Мне не хочется больше комментировать письма, которые, как я уже сказал, достаточно красноречиво говорят сами за себя. Прочтите их. И не сетуйте на их наивность. На красивости. На стремление блеснуть кое-где начитанностью и хлестким словцом.
Вам предстоит сейчас трудное чтение. Не думаю, однако, чтобы вы о нем пожалели: в этих письмах — богатая пища для размышлений.
«Писем таких, как мое, вы, наверное, получаете много. В том числе и от нас, заключенных. Так что я не удивлюсь, если мое письмо непрочитанным попадет в мусорную корзину. И все же не написать его я не могу.
Читая ваши очерки и статьи, я решил написать именно вам в надежде, что вы поймете меня и посоветуете, как мне жить дальше. Написать откровенно, ничего не скрывая, даже если моя откровенность повредит мне.
…Девять лет я уже в заключении. Девять лет! Треть моей жизни. Страшно подумать… Вы ждете привычного: «осужден, мол, неправильно, несправедливо, помогите отыскать истину». Нет, истина найдена давным-давно, и она отражена в строках судебного приговора. Осужден я правильно. Я виноват, очень виноват перед всеми честными людьми. Беда лишь в том, что осознание своей вины, ужас от всего совершенного пришли ко мне слишком поздно — в тюремной камере, когда ничего, решительно ничего уже невозможно исправить. Разве что бить себя в грудь: ошибся я, виноват, раскаялся, простите, больше не буду…
Прозрение пришло поздно. Попав в колонию, столкнувшись с матерыми уголовниками, я ужаснулся: неужели долгие годы мне предстоит провести с ними? Неужели и я стану таким, как они: обозленным, жестоким, потерявшим человеческий облик? Отучусь от нормальной речи? Воспитаю в себе презрение к окружающему миру, цинизм, грубость?
Нет, твердо сказал я себе. Пусть я потерял право жить среди честных людей, но я не стал и не стану волком. Даже если мне придется погибнуть — волком не стану…
Отвергнут одними, не принят другими — понимаете ли вы, что это такое, понимаете ли вы, на что я обрек себя сознательно и бесповоротно?
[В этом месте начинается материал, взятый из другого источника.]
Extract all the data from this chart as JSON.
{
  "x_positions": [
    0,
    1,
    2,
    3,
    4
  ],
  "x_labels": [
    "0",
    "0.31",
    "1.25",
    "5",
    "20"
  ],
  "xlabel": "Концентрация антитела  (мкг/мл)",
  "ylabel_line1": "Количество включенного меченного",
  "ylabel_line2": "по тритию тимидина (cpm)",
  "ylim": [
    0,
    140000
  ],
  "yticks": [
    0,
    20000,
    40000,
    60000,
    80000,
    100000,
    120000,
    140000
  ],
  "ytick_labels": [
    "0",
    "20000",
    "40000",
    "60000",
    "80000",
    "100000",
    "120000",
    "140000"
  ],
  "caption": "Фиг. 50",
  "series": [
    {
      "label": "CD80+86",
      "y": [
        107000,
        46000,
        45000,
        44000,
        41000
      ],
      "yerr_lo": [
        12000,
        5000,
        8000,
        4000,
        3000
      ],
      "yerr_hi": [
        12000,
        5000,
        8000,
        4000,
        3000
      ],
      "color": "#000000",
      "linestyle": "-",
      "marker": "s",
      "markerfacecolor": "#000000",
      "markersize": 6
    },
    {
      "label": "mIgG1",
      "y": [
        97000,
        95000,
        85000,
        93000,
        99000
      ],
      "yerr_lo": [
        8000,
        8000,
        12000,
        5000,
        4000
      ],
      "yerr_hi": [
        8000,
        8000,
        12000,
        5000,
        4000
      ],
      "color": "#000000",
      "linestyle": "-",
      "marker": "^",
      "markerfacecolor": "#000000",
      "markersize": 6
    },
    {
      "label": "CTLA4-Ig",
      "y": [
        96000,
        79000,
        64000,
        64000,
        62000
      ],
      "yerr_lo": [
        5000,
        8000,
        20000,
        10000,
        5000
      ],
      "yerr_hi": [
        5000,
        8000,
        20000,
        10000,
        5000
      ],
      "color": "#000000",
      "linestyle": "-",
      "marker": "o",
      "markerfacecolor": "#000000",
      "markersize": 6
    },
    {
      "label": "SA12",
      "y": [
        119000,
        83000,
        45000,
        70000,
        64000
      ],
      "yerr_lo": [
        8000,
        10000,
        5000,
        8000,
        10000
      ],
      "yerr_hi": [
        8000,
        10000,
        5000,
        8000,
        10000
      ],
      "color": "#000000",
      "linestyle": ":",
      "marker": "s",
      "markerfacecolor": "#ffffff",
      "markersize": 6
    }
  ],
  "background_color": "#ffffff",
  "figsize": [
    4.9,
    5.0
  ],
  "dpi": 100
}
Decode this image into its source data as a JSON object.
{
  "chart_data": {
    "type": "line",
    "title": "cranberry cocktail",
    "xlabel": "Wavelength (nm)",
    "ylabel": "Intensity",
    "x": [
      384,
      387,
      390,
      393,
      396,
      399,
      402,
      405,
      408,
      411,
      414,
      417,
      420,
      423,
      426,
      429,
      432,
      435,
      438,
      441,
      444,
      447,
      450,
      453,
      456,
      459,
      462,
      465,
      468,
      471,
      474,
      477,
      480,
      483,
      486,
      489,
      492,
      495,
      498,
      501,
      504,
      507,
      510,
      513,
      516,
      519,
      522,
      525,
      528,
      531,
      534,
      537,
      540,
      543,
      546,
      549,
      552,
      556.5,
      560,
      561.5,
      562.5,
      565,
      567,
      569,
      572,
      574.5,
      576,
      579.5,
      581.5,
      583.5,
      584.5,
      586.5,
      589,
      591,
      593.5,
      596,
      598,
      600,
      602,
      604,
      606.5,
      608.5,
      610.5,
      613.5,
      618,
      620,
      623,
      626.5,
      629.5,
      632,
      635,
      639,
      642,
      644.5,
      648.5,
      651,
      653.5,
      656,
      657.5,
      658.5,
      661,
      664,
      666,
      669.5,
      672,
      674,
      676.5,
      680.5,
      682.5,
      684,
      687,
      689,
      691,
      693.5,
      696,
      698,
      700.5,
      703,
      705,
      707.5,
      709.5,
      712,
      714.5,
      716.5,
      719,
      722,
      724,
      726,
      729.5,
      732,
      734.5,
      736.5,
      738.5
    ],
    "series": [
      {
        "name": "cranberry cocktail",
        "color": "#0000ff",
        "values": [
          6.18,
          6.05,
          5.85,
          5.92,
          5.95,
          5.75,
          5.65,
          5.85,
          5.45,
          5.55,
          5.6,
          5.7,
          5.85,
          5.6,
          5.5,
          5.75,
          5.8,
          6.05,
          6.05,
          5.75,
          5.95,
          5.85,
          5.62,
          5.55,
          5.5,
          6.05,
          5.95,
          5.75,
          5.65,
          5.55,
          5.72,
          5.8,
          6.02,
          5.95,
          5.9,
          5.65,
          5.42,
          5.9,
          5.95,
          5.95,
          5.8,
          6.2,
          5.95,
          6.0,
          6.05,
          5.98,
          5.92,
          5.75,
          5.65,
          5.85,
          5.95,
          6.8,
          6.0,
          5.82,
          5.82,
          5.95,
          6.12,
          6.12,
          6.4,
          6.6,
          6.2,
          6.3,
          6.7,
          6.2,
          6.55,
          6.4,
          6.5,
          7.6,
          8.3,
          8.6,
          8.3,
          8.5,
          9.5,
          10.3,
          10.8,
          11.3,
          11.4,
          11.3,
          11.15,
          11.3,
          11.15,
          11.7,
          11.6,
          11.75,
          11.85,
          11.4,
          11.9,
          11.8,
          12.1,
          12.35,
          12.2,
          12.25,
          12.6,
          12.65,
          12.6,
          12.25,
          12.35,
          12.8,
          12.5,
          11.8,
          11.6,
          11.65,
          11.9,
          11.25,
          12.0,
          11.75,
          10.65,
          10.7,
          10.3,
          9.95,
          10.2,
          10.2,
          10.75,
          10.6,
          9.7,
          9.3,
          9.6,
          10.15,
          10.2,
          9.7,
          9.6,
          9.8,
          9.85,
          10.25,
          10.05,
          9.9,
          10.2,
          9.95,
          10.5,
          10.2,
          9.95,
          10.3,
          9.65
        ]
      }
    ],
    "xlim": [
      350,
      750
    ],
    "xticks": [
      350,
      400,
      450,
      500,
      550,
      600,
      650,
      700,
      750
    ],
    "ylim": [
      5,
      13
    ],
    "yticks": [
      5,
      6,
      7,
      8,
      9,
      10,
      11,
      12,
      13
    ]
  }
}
Мы все объединены здесь словом «преступник». Но привели-то нас сюда разные дороги, люди мы разные, и как бы ни пыталась волчья среда унифицировать нас, по-разному воспринимаем мы наказание. Я встретил здесь таких, которые освобождались по семь раз и в восьмой попадали сюда снова! В восьмой раз!.. Неужели есть такая сила, которая могла бы заставить и меня вернуться в этот мирок, отрезанный от чистого, светлого, вольного нашего мира?